The Board has reviewed examination reports and other supervisory information, including information regarding institutions with which Eagle's principals previously were affiliated. In light of all the facts of record, the Board concludes that the financial and managerial resources and future prospects of Eagle and Bank, the convenience and needs of the communities to be served, and other supervisory factors that the Board is required to consider under section 3 of the BHC Act, are consistent with approval of the proposal.

In addition, Bank has applied under section 9 of the Federal Reserve Act to become a member of the Federal Reserve System and to establish branches. The Board has considered the factors it is required to consider when reviewing applications pursuant to section 9 of the Federal Reserve Act and finds those factors to be consistent with approval.

Based on the foregoing and all the facts of record, the Board has determined that these applications should be, and hereby are, approved. The Board's approval is expressly conditioned on compliance with all the commitments made by Eagle in connection with the applications. For purposes of this action, the commitments and conditions relied on by the Board in reaching this decision are deemed to be conditions imposed in writing by the Board in connection with its findings and decision, and as such, may be enforced in proceedings under applicable law.

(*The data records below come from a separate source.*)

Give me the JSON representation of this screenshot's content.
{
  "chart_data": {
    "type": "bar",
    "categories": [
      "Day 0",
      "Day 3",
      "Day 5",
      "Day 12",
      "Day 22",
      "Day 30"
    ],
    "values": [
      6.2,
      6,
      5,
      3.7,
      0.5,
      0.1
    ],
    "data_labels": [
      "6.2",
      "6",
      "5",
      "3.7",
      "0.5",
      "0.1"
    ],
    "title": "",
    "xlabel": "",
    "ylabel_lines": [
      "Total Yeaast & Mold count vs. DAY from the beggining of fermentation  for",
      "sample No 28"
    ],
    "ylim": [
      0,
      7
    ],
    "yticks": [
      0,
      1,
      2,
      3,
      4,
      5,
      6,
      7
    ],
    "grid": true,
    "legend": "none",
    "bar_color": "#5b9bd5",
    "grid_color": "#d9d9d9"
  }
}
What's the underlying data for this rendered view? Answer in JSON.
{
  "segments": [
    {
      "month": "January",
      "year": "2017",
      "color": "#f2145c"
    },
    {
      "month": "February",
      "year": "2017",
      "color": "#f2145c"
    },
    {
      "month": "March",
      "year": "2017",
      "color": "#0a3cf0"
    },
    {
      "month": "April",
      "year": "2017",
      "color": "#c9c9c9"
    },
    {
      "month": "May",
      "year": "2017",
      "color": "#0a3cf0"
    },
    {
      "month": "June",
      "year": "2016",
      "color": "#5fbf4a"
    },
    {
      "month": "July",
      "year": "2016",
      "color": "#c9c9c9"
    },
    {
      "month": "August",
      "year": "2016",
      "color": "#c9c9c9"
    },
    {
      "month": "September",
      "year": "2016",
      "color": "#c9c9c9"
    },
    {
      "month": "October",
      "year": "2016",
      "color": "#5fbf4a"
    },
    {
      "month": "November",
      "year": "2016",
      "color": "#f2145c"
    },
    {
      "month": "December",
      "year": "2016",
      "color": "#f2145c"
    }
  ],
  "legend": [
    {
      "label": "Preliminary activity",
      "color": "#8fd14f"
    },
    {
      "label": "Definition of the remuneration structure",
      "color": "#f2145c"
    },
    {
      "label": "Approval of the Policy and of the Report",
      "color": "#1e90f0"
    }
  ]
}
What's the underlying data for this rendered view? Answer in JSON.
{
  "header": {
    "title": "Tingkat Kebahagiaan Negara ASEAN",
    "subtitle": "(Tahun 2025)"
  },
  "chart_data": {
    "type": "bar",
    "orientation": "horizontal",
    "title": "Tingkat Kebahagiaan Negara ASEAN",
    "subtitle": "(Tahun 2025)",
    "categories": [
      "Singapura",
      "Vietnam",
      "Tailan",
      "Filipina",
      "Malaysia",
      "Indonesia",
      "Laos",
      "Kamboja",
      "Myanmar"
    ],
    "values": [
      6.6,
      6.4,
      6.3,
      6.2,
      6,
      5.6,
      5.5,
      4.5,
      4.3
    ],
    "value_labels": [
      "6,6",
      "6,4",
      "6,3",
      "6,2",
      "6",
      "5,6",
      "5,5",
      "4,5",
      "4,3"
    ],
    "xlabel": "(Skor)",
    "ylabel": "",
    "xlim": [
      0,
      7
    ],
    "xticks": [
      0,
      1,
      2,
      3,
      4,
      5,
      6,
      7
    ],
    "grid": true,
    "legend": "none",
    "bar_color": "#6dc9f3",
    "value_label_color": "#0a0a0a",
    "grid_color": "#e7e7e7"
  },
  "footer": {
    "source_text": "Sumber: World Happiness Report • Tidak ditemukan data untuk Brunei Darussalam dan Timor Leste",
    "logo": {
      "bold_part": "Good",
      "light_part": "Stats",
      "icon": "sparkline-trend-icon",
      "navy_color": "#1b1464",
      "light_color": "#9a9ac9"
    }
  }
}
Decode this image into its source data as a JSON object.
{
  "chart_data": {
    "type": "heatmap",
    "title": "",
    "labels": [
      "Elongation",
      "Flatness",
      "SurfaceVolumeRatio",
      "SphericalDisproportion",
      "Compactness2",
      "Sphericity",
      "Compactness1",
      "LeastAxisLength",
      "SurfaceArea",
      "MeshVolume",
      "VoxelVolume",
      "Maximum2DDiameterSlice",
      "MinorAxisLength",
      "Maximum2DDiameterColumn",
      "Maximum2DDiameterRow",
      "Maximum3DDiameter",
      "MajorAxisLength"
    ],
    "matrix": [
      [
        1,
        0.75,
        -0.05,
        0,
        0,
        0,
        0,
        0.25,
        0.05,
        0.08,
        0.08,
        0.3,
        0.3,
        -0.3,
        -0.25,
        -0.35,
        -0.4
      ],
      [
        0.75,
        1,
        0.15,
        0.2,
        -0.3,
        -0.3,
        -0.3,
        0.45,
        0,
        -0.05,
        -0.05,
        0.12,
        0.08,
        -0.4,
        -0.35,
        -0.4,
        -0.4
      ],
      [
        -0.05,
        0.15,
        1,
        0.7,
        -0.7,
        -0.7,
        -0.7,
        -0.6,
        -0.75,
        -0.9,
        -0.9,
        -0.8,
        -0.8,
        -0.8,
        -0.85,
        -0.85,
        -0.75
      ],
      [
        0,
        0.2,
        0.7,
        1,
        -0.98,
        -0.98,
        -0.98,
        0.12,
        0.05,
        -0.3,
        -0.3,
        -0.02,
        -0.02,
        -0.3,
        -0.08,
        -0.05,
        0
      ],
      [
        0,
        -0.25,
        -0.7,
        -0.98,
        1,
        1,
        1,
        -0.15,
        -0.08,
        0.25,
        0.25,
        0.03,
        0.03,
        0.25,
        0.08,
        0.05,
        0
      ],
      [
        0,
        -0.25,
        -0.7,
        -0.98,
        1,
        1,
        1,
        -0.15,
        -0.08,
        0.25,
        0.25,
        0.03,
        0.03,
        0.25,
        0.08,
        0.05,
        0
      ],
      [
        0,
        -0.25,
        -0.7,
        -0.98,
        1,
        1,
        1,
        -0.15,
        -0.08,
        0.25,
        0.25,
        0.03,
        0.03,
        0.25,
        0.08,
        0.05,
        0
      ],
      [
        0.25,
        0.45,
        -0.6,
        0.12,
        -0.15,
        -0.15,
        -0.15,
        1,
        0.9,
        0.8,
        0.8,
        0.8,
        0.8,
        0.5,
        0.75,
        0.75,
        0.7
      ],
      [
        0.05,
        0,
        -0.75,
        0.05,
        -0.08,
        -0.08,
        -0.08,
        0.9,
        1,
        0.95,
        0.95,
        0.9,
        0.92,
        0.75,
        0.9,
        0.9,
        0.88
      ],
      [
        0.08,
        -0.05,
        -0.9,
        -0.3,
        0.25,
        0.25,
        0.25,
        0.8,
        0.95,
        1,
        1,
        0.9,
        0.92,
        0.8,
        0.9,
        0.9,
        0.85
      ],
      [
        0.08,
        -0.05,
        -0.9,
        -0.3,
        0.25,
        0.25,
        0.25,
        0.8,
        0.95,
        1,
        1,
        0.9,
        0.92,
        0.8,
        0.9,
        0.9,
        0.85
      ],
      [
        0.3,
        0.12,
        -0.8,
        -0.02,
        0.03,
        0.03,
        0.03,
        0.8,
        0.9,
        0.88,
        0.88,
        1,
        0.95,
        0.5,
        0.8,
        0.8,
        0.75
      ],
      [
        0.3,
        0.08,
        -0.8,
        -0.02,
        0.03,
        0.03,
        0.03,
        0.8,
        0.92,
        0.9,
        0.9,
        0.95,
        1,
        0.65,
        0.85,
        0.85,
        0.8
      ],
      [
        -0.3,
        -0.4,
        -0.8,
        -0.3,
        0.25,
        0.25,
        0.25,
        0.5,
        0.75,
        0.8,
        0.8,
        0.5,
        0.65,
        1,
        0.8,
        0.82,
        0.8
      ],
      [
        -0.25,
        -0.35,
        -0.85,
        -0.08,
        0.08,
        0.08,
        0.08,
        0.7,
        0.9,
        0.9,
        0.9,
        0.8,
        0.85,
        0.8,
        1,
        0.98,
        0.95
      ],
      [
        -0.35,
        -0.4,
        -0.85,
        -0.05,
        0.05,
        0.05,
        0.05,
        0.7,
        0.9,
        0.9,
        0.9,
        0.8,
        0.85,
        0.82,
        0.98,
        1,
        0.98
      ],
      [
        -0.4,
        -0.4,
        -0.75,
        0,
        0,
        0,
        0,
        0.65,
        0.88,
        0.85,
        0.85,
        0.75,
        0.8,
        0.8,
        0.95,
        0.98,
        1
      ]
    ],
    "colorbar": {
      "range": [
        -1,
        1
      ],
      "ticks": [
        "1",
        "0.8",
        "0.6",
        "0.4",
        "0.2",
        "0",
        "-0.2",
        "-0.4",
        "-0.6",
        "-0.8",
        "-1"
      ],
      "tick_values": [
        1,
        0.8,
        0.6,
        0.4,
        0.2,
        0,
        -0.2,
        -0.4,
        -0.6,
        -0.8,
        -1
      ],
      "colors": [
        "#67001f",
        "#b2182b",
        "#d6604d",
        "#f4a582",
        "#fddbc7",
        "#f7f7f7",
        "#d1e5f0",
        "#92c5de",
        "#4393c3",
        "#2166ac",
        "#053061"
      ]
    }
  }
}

This transaction shall not be consummated before the fifteenth calendar day following the effective date of this order, or later than three months following the effective date of this order, and Bank shall be open for business within six months following the effective date of this order, unless such periods are extended for good cause by the Board or by the Federal Reserve Bank of Richmond, acting pursuant to delegated authority.

By order of the Board of Governors,2 effective June 1, 1998.

(signed) Robert deV. Frierson

Robert deV. Frierson

Associate Secretary of the Board


Footnotes

1 See Wilson Bank Holding Company, 82 Federal Reserve Bulletin 568 (1996).

2 Voting for this action: Chairman Greenspan, Vice Chair Rivlin, and Governors Meyer, Ferguson, and Gramlich. Absent and not voting: Governors Kelley and Phillips.